When Los Angeles police officers moved in to disperse rowdy Super Bowl revelers in downtown L.A. on Sunday night, they did so using a controversial weapon: hard-foam projectile launchers.

At least nine times over the course of several hours, officers fired the weapons as they chased unruly celebrators through the streets and broke up gatherings where people were setting off fireworks and vandalizing city buses.

LAPD Chief Michel Moore defended the use of the weapons Tuesday, telling the department’s civilian oversight panel they were necessary to deal with individuals who posed threats to officers’ safety. To fire the foam projectiles, officers must be faced with such threats according to the terms of a recent federal injunction restricting their use.

“Our officers responded in, I believe, a very measured and orderly fashion,” Moore told the panel.

Critics disagreed.

“They seemed to be way outside of the parameters of the injunction,” said Melina Abdullah, a leader of Black Lives Matter Los Angeles, which won the court ruling in an ongoing lawsuit over the LAPD’s response to protests in 2020. “The injunction has not stopped them from approaching things — I guess not just protesters, but in this case celebrants of the Super Bowl — just violently.”

Sunday’s post-Super Bowl revelry was the largest test of the LAPD’s crowd control tactics since its officers badly injured people with projectiles during mass protests over George Floyd’s murder in the spring of 2020, celebrations for the Lakers and Dodgers championship wins that fall and protests over the clearing of a homeless encampment at Echo Park that winter.

Those clashes helped spur not just the Black Lives Matter lawsuit, but a new state law that requires increased training for law enforcement officers and prohibits them from aiming foam projectiles at the head, neck or other vital organs. The LAPD also revised its own policies.

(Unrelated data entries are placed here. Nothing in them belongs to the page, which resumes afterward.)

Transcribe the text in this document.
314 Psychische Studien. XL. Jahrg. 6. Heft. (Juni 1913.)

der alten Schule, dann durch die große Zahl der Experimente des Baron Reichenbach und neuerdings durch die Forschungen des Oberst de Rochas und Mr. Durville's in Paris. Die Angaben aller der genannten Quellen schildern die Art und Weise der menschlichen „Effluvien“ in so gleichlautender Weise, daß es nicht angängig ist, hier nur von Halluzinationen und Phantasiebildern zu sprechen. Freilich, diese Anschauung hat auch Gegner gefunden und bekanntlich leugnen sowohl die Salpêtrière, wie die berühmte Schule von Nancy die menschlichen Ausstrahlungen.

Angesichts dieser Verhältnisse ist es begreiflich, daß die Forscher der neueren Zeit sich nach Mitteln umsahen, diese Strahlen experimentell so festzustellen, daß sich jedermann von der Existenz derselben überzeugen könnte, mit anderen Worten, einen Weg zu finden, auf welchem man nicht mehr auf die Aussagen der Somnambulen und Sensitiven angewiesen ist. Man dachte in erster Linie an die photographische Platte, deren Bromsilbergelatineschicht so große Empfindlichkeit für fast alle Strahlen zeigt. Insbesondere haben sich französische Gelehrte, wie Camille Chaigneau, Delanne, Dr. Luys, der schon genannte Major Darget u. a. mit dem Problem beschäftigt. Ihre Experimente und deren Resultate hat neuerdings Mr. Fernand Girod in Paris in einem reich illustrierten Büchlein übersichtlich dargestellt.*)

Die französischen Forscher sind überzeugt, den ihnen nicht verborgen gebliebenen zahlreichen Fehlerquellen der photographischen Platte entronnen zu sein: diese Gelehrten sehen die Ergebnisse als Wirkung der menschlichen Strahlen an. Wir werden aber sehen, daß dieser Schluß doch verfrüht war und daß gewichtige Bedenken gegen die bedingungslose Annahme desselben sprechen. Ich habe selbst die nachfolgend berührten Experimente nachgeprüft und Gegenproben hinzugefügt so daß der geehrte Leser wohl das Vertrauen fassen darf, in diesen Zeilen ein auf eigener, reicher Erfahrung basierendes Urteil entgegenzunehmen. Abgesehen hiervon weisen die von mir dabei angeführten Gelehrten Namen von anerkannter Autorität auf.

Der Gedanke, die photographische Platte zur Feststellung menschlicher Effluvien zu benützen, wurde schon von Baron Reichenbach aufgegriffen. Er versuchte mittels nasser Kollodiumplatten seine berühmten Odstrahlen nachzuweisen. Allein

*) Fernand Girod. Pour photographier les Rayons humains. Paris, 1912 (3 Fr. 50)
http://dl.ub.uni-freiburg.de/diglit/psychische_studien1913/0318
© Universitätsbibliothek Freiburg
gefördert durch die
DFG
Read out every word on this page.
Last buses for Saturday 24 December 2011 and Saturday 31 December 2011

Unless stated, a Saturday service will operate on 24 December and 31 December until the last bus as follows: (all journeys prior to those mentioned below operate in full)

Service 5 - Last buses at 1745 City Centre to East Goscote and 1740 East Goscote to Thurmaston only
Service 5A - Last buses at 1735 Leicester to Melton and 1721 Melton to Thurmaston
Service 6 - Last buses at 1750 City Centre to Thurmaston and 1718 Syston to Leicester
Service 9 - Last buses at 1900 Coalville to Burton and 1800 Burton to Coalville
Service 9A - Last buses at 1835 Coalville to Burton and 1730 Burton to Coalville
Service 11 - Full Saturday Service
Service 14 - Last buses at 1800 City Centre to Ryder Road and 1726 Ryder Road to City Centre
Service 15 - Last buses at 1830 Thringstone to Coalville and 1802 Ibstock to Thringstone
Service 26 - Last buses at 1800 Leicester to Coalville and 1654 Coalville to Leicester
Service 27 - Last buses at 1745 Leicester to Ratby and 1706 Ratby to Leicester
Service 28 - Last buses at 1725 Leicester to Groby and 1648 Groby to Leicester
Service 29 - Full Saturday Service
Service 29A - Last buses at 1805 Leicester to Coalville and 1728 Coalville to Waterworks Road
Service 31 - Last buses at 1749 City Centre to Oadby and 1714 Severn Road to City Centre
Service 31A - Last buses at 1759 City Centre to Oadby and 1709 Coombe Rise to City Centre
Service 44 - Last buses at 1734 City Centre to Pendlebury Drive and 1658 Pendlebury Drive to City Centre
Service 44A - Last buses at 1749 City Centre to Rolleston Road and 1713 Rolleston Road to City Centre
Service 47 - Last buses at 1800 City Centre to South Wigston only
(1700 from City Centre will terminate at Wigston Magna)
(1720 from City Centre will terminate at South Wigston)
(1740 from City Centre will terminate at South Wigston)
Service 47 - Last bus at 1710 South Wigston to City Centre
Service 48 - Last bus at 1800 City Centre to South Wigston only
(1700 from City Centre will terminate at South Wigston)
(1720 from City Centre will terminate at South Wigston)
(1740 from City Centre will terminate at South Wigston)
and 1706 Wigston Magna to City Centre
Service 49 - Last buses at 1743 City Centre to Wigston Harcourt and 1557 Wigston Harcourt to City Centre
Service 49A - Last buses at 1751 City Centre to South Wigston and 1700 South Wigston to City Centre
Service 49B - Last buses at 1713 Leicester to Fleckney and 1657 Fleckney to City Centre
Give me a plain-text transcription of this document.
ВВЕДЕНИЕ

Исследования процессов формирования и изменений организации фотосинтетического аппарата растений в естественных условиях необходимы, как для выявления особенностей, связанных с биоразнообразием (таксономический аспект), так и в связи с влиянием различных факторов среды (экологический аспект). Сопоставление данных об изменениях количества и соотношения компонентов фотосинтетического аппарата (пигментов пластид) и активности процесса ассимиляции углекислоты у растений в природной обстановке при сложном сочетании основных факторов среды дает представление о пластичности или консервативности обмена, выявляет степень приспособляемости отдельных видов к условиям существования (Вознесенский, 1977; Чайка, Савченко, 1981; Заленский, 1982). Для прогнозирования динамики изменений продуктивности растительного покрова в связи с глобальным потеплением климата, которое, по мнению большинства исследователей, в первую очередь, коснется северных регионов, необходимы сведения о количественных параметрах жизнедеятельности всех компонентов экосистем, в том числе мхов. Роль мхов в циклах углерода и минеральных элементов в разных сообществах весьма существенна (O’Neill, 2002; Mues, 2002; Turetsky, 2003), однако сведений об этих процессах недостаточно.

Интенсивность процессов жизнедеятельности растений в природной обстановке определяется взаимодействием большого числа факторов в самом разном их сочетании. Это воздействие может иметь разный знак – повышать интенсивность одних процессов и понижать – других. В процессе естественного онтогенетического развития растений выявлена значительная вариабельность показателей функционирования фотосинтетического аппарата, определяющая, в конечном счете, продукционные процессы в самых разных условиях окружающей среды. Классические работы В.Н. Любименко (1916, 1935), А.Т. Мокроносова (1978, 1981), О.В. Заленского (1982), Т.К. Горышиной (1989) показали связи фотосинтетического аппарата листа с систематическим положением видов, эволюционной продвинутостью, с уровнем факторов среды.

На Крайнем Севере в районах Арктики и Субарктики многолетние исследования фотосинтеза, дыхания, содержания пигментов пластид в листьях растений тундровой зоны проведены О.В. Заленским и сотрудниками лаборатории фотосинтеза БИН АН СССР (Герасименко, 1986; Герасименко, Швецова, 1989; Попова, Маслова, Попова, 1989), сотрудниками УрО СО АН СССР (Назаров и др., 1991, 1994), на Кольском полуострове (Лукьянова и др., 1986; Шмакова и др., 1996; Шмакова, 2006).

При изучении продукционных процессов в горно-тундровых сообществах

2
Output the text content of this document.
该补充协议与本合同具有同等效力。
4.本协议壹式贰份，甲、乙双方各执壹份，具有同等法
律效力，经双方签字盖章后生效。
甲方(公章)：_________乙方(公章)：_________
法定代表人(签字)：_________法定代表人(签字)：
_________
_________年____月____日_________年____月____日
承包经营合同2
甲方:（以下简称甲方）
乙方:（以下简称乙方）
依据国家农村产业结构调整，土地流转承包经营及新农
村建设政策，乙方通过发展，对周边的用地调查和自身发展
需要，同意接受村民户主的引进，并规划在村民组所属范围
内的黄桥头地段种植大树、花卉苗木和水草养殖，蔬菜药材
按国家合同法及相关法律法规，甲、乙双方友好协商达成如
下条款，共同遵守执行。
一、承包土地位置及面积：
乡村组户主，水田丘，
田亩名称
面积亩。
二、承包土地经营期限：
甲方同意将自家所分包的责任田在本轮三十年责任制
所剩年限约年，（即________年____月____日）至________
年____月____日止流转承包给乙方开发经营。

In May, U.S. District Judge Consuelo B. Marshall issued a preliminary injunction in the lawsuit that requires that 37-millimeter projectiles only be fired at the ground in front of protesters after police have declared a gathering unlawful, and never directly at people “unless absolutely necessary to prevent imminent serious bodily injury to the officer or others.”

Marshall ruled that 40-millimeter rounds could only be used to target people “when the officer reasonably believes that a suspect is violently resisting arrest or poses an immediate threat of violence or physical harm,” and must not be aimed at the head, neck, kidneys, chest, groin or spine.

The injunction did not apply to beanbag projectiles, but in late September, LAPD Chief Michel Moore barred their use for crowd control.

In response to questions about Sunday’s use of the weapons from The Times, Capt. Stacy Spell, an LAPD spokesman, said in a statement that officers fired a total of four 37-millimeter hard foam rounds and five 40-millimeter hard foam rounds.

He said that all of the shots were fired in accordance with the injunction, and that the department was not aware of any injuries caused by the projectiles.

Spell said that each of the 37-millimeter rounds was fired at the ground by a trained officer from the LAPD’s specialized Metropolitan Division to “disperse people in the crowd who threw projectiles at the officers” near the intersection of 11th and Hope streets.

A Times reporter witnessed officers firing some of those shots in the direction of a large, fleeing crowd.

Moore told the Police Commission on Tuesday that the five 40-millimeter rounds were aimed at “people who posed an aggressive and violent response” to officers trying to clear crowds. He did not elaborate.

Moore said police supervisors were reviewing video of the shootings from cameras worn by officers.